The answer is that Ireland’s vacant homes fall roughly into three categories. Two of those categories are rural. In rural Ireland, there are one-off homes built during the Celtic Tiger – often adjacent to another dwelling – that are empty.
And there are also the older rural cottages, many of which have sadly passed their sell-by date. Ireland’s rural population is shrinking – and will continue to do so over coming decades. Those that remain in rural locations are likely to want a payoff, in terms of living space, for being far away from most amenities.
The final category are Ireland’s empty urban homes. And here is where things get weird. Strictly speaking, we know almost nothing about, for example, Dublin’s empty homes. What we do know is that the vacancy rate is higher in Dublin City Council than in the other local authorities. This suggests that the problem is related to older urban homes.
What is particularly frustrating is that Dublin – and indeed all Irish towns and cities – lack the basic information needed to manage their housing stock effectively. Across Europe, municipalities and city councils have complete registers of who owns what and who lives where. Irish cities have neither.
There is a Land Registry, in other words a register of who owns what, but it is incomplete, especially in the cities, where an older system, the Registry of Deeds, was used until recently. The Registry of Deeds is not map-based so finding out who owns what is a very complicated affair.
Not only that, while the Land Registry is now compulsory for transactions, this compounds the problem. If ownership is unclear or unknown, a dwelling or a site will never be transacted and thus never go on the Land Registry.
And Irish local authorities do not know who lives where. I remember distinctly, while an undergrad on Erasmus, being required to register with the Aliens Office in Cologne. I remember it so clearly because I took offence at the name! But whatever you call it, it makes sense for a city to know who many residents it has and where they live.
Of course, the principal reason cities around the world keep track of who owns what and who lives where is that they levy a property tax and thus want to make sure that everyone pays. Indeed, a reasonable number of homes are foreclosed each year in the US not by banks but by the city, for unpaid property taxes.

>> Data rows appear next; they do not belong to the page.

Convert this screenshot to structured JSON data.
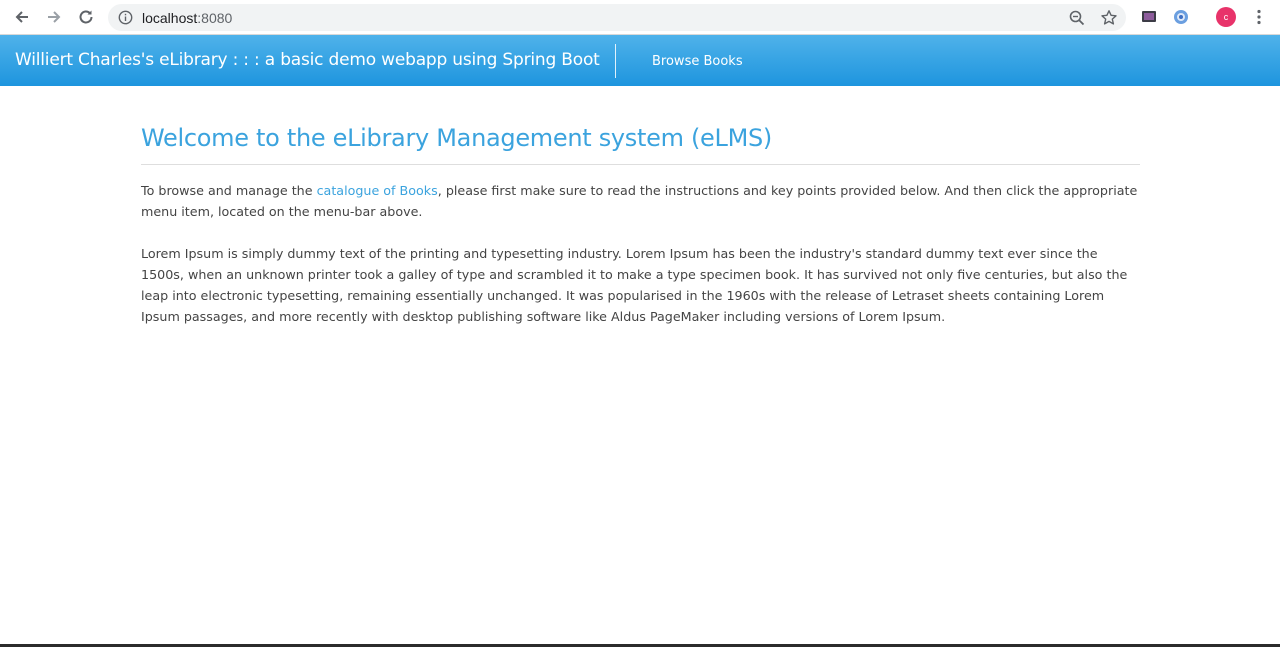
{
  "browser": {
    "url_host": "localhost",
    "url_port": ":8080",
    "profile_initial": "c",
    "icons": {
      "back": "arrow-left-icon",
      "forward": "arrow-right-icon",
      "reload": "reload-icon",
      "info": "info-icon",
      "zoom": "zoom-icon",
      "bookmark": "star-icon",
      "menu": "kebab-menu-icon"
    }
  },
  "navbar": {
    "brand": "Williert Charles's eLibrary : : : a basic demo webapp using Spring Boot",
    "links": [
      "Browse Books"
    ],
    "colors": {
      "top": "#4fb2ea",
      "bottom": "#1e95de"
    }
  },
  "main": {
    "title": "Welcome to the eLibrary Management system (eLMS)",
    "intro_before": "To browse and manage the ",
    "intro_link": "catalogue of Books",
    "intro_after": ", please first make sure to read the instructions and key points provided below. And then click the appropriate menu item, located on the menu-bar above.",
    "lorem": "Lorem Ipsum is simply dummy text of the printing and typesetting industry. Lorem Ipsum has been the industry's standard dummy text ever since the 1500s, when an unknown printer took a galley of type and scrambled it to make a type specimen book. It has survived not only five centuries, but also the leap into electronic typesetting, remaining essentially unchanged. It was popularised in the 1960s with the release of Letraset sheets containing Lorem Ipsum passages, and more recently with desktop publishing software like Aldus PageMaker including versions of Lorem Ipsum.",
    "accent_color": "#3ba3de"
  }
}
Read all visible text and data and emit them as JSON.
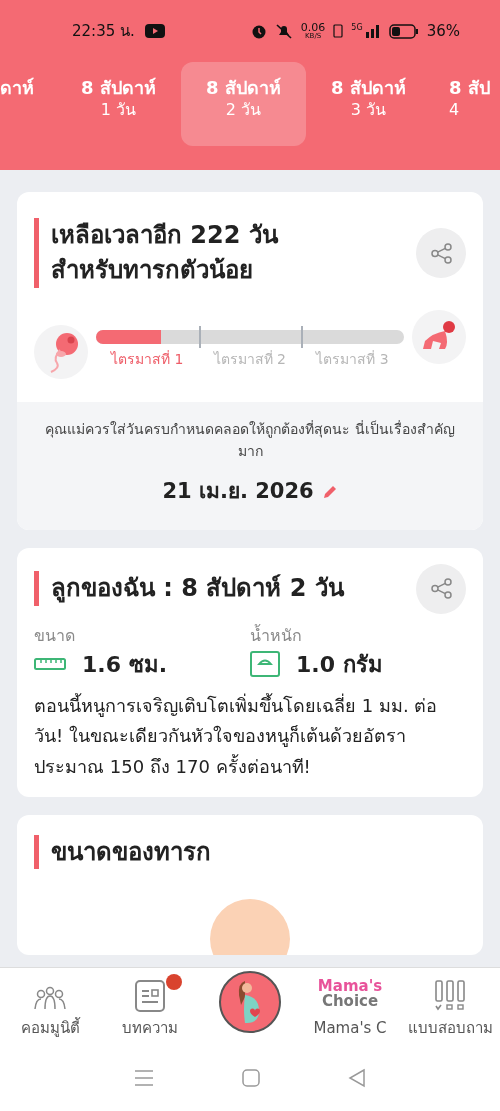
{
  "status_bar": {
    "time": "22:35 น.",
    "speed": "0.06",
    "speed_unit": "KB/S",
    "network": "5G",
    "battery": "36%"
  },
  "week_tabs": [
    {
      "week": "ดาห์",
      "selected": false
    },
    {
      "week": "8 สัปดาห์",
      "day": "1 วัน",
      "selected": false
    },
    {
      "week": "8 สัปดาห์",
      "day": "2 วัน",
      "selected": true
    },
    {
      "week": "8 สัปดาห์",
      "day": "3 วัน",
      "selected": false
    },
    {
      "week": "8 สัป",
      "day": "4",
      "selected": false
    }
  ],
  "countdown_card": {
    "title": "เหลือเวลาอีก 222 วัน สำหรับทารกตัวน้อย",
    "level": 0.21,
    "trimesters": [
      {
        "label": "ไตรมาสที่ 1",
        "selected": true
      },
      {
        "label": "ไตรมาสที่ 2",
        "selected": false
      },
      {
        "label": "ไตรมาสที่ 3",
        "selected": false
      }
    ],
    "note": "คุณแม่ควรใส่วันครบกำหนดคลอดให้ถูกต้องที่สุดนะ นี่เป็นเรื่องสำคัญมาก",
    "due_date": "21 เม.ย. 2026"
  },
  "baby_card": {
    "title": "ลูกของฉัน : 8 สัปดาห์ 2  วัน",
    "stats": [
      {
        "kind": "size",
        "label": "ขนาด",
        "value": "1.6 ซม."
      },
      {
        "kind": "weight",
        "label": "น้ำหนัก",
        "value": "1.0 กรัม"
      }
    ],
    "description": "ตอนนี้หนูการเจริญเติบโตเพิ่มขึ้นโดยเฉลี่ย 1 มม. ต่อวัน! ในขณะเดียวกันหัวใจของหนูก็เต้นด้วยอัตราประมาณ 150 ถึง 170 ครั้งต่อนาที!"
  },
  "size_card": {
    "title": "ขนาดของทารก"
  },
  "bottom_nav": [
    {
      "kind": "community",
      "label": "คอมมูนิตี้",
      "badge": false
    },
    {
      "kind": "articles",
      "label": "บทความ",
      "badge": true
    },
    {
      "kind": "center",
      "badge": false
    },
    {
      "kind": "brand",
      "logo_top": "Mama's",
      "logo_bottom": "Choice",
      "label": "Mama's C",
      "badge": false
    },
    {
      "kind": "quiz",
      "label": "แบบสอบถาม",
      "badge": false
    }
  ]
}
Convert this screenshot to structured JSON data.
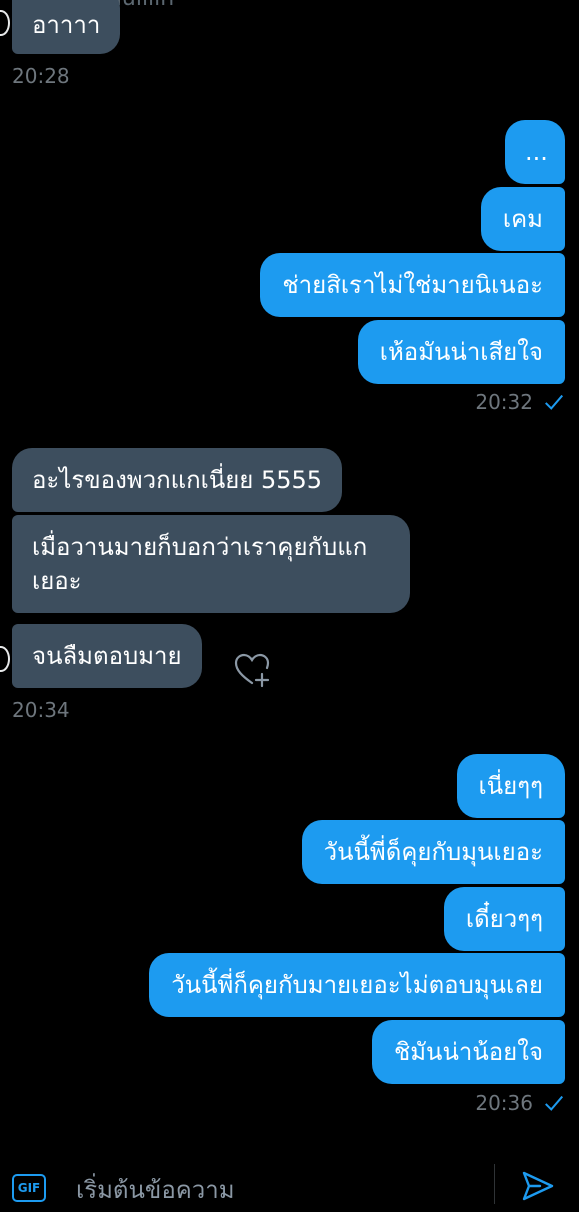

Our local authorities don’t have a property tax, at least not one on the same scale as the rest of the developed world. Therefore, if you don’t have the stick, you need to use the carrot.
The ‘Reusing Dublin’ app is one such carrot, because it highlights the opportunities being wasted in front of our eyes. Let’s all look around and take a note of empty or derelict sites and homes. This will at least give information to policymakers that their peers in other countries take for granted.